Bollywood dediğimiz Hintçe filmlerden oluşan yapımlar, diğerlerine nazaran bir nebze daha Avrupai konuları işlediğinden, aralarından sıyrılmış ve dünya çapında izleyiciye ulaşabilmiştir. Türkiye’de genç nesil, Amir Khan’ın unutulmaz filmi 3 Idiots ile Hint filmlerinden bahsetmeye başlasa da önceki nesiller “Avare” filmi sayesinde Hint filmlerini biliyor ve seviyorlardı. Unutulmuş olan bu sevgi, 3 Idiots ile geri gelmiş oldu. 1955 yılında Türkiye’de gösterime giren ve fırtınalar estiren “Avare” filminin ardından Hint filmleri Türk sinemalarında pek gösterim imkânı bulamadı. Nihayet, 2013 yılı başlarında “Barfi! Aşkın Dile İhtiyacı Yoktur” isimli filmle yeniden izleyici ile buluşmaya başladı. Artık özellikle biraz önce bahsettiğim Hint sinemasının üç büyük yıldızının yeni filmleri Türkiye’de de gösterime girebiliyor ve böylece Türkçe dublajlı şekilde Türk halkına rahatlıkla ulaşıyor.

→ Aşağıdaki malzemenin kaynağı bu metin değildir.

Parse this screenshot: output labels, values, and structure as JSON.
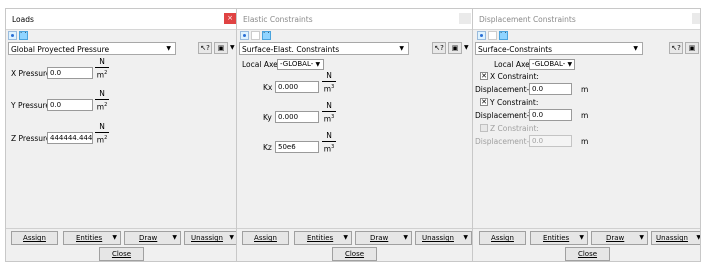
{
  "loads": {
    "title": "Loads",
    "close_x": "×",
    "combo": "Global Proyected Pressure",
    "fields": [
      {
        "label": "X Pressure",
        "value": "0.0",
        "unit_num": "N",
        "unit_den": "m",
        "unit_exp": "2"
      },
      {
        "label": "Y Pressure",
        "value": "0.0",
        "unit_num": "N",
        "unit_den": "m",
        "unit_exp": "2"
      },
      {
        "label": "Z Pressure",
        "value": "444444.444",
        "unit_num": "N",
        "unit_den": "m",
        "unit_exp": "2"
      }
    ],
    "buttons": {
      "assign": "Assign",
      "entities": "Entities",
      "draw": "Draw",
      "unassign": "Unassign",
      "close": "Close"
    }
  },
  "elastic": {
    "title": "Elastic Constraints",
    "combo": "Surface-Elast. Constraints",
    "local_axes_label": "Local Axes",
    "local_axes_value": "-GLOBAL-",
    "fields": [
      {
        "label": "Kx",
        "value": "0.000",
        "unit_num": "N",
        "unit_den": "m",
        "unit_exp": "3"
      },
      {
        "label": "Ky",
        "value": "0.000",
        "unit_num": "N",
        "unit_den": "m",
        "unit_exp": "3"
      },
      {
        "label": "Kz",
        "value": "50e6",
        "unit_num": "N",
        "unit_den": "m",
        "unit_exp": "3"
      }
    ],
    "buttons": {
      "assign": "Assign",
      "entities": "Entities",
      "draw": "Draw",
      "unassign": "Unassign",
      "close": "Close"
    }
  },
  "displacement": {
    "title": "Displacement Constraints",
    "combo": "Surface-Constraints",
    "local_axes_label": "Local Axes",
    "local_axes_value": "-GLOBAL-",
    "constraints": [
      {
        "check_label": "X Constraint:",
        "field_label": "Displacement-X",
        "value": "0.0",
        "unit": "m",
        "checked": "true",
        "enabled": "true"
      },
      {
        "check_label": "Y Constraint:",
        "field_label": "Displacement-Y",
        "value": "0.0",
        "unit": "m",
        "checked": "true",
        "enabled": "true"
      },
      {
        "check_label": "Z Constraint:",
        "field_label": "Displacement-Z",
        "value": "0.0",
        "unit": "m",
        "checked": "false",
        "enabled": "false"
      }
    ],
    "buttons": {
      "assign": "Assign",
      "entities": "Entities",
      "draw": "Draw",
      "unassign": "Unassign",
      "close": "Close"
    }
  },
  "glyphs": {
    "arrow_down": "▼",
    "check_mark": "✕",
    "help": "?",
    "help_arrow": "↖",
    "book": "▣"
  }
}
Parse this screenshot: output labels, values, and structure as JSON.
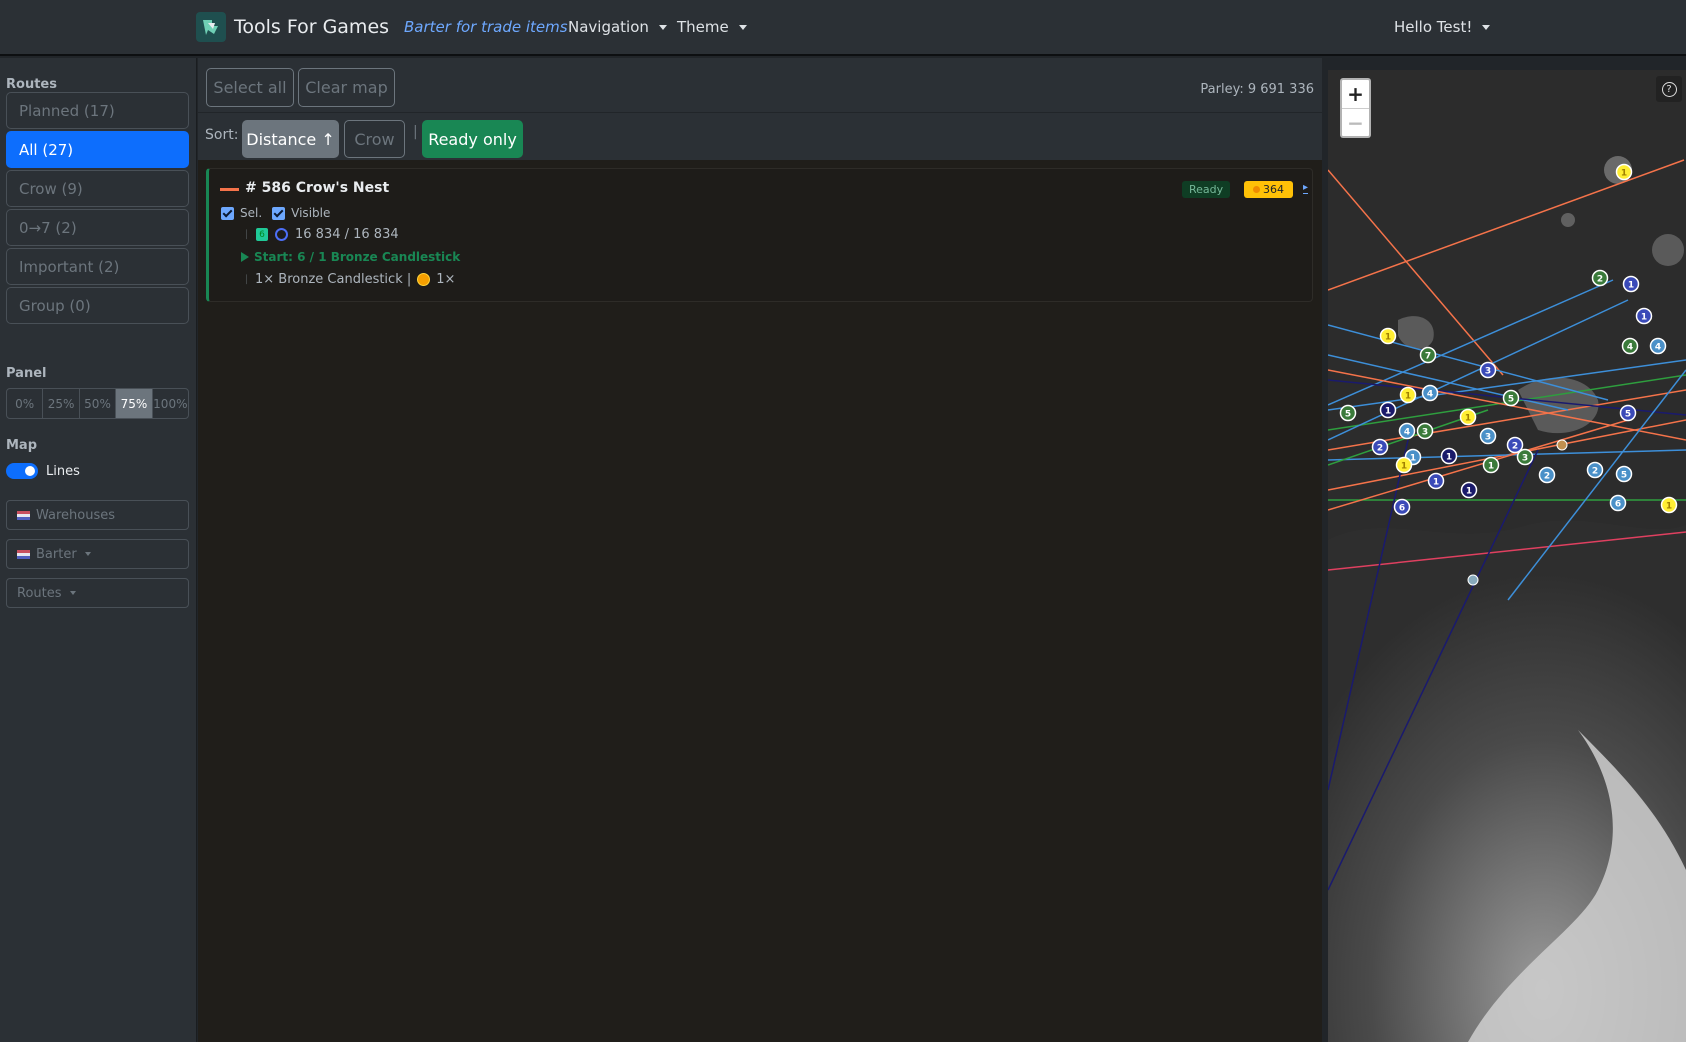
{
  "navbar": {
    "brand": "Tools For Games",
    "tagline": "Barter for trade items",
    "navigation": "Navigation",
    "theme": "Theme",
    "user": "Hello Test!"
  },
  "sidebar": {
    "routes_heading": "Routes",
    "route_filters": [
      {
        "label": "Planned (17)",
        "active": false
      },
      {
        "label": "All (27)",
        "active": true
      },
      {
        "label": "Crow (9)",
        "active": false
      },
      {
        "label": "0→7 (2)",
        "active": false
      },
      {
        "label": "Important (2)",
        "active": false
      },
      {
        "label": "Group (0)",
        "active": false
      }
    ],
    "panel_heading": "Panel",
    "panel_options": [
      "0%",
      "25%",
      "50%",
      "75%",
      "100%"
    ],
    "panel_selected": "75%",
    "map_heading": "Map",
    "lines_label": "Lines",
    "warehouses_label": "Warehouses",
    "barter_label": "Barter",
    "routes_label": "Routes"
  },
  "toolbar": {
    "select_all": "Select all",
    "clear_map": "Clear map",
    "parley": "Parley: 9 691 336"
  },
  "sortbar": {
    "label": "Sort:",
    "distance": "Distance ↑",
    "crow": "Crow",
    "separator": "|",
    "ready_only": "Ready only"
  },
  "route_card": {
    "title": "# 586 Crow's Nest",
    "ready_badge": "Ready",
    "coin_value": "364",
    "play": "▸",
    "sel_label": "Sel.",
    "visible_label": "Visible",
    "level": "6",
    "parley_cost": "16 834 / 16 834",
    "start": "Start: 6 / 1 Bronze Candlestick",
    "trade_item": "1× Bronze Candlestick |",
    "trade_return": "1×"
  },
  "map": {
    "zoom_in": "+",
    "zoom_out": "−",
    "help": "?",
    "line_colors": [
      "#f5734a",
      "#3d8fd9",
      "#2e9e3e",
      "#1a1a6e",
      "#e04060"
    ],
    "markers": [
      {
        "label": "1",
        "color": "yellow"
      },
      {
        "label": "2",
        "color": "green"
      },
      {
        "label": "1",
        "color": "blue"
      },
      {
        "label": "1",
        "color": "blue"
      },
      {
        "label": "4",
        "color": "green"
      },
      {
        "label": "4",
        "color": "lightblue"
      },
      {
        "label": "1",
        "color": "yellow"
      },
      {
        "label": "7",
        "color": "green"
      },
      {
        "label": "3",
        "color": "blue"
      },
      {
        "label": "5",
        "color": "green"
      },
      {
        "label": "1",
        "color": "yellow"
      },
      {
        "label": "4",
        "color": "lightblue"
      },
      {
        "label": "5",
        "color": "green"
      },
      {
        "label": "1",
        "color": "navy"
      },
      {
        "label": "1",
        "color": "yellow"
      },
      {
        "label": "5",
        "color": "blue"
      },
      {
        "label": "4",
        "color": "lightblue"
      },
      {
        "label": "3",
        "color": "green"
      },
      {
        "label": "3",
        "color": "lightblue"
      },
      {
        "label": "2",
        "color": "blue"
      },
      {
        "label": "2",
        "color": "blue"
      },
      {
        "label": "3",
        "color": "green"
      },
      {
        "label": "1",
        "color": "lightblue"
      },
      {
        "label": "1",
        "color": "navy"
      },
      {
        "label": "1",
        "color": "green"
      },
      {
        "label": "1",
        "color": "yellow"
      },
      {
        "label": "2",
        "color": "lightblue"
      },
      {
        "label": "2",
        "color": "lightblue"
      },
      {
        "label": "5",
        "color": "lightblue"
      },
      {
        "label": "1",
        "color": "blue"
      },
      {
        "label": "1",
        "color": "navy"
      },
      {
        "label": "6",
        "color": "lightblue"
      },
      {
        "label": "6",
        "color": "blue"
      },
      {
        "label": "1",
        "color": "yellow"
      }
    ]
  }
}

Yazının başında, Hint etkisinin Türkiye’de geç başladığını söylemiştim. Çünkü bu filmlerin, Türkiye’nin de içinde bulunduğu Ortadoğu coğrafyasında, Türk devletleri ve Rusya’da hatırı sayılır bir izleyici kitlesi var. Bunun nedeni, filmlerde yer alan ve doğu halklarının çok iyi anlayabileceği “içtenlik”dir. Amerikan yapımlarının sunduğu sözde “modern” ama bir o kadar da metaryalizm ve soğukluk kokan filmlere nazaran daha aşina olduğumuz bir kültür sunar bize Hint filmleri. Bu durum eğlenceli müzikleri ve dansları ile pekişir.
Şunu da söylemek gerekir ki, Hint filmlerini sevmeyen bir kesim de var. Zevk ve beğeninin ötesinde, ben bunu toplumca “aşırı doz Amerikan kültürüne maruz kalmaya” bağlıyorum.
Hint sinemasının kapısını bir kez aralarsanız gördüğünüz içten anlatımlı ve görsel açıdan tam bir şölen oluşturan filmler sizi etkisi altına alacaktır. Üç saati bulan sürelere sahip Hint filmleri sizi hiç sıkmadan ekrana kilitleyecektir.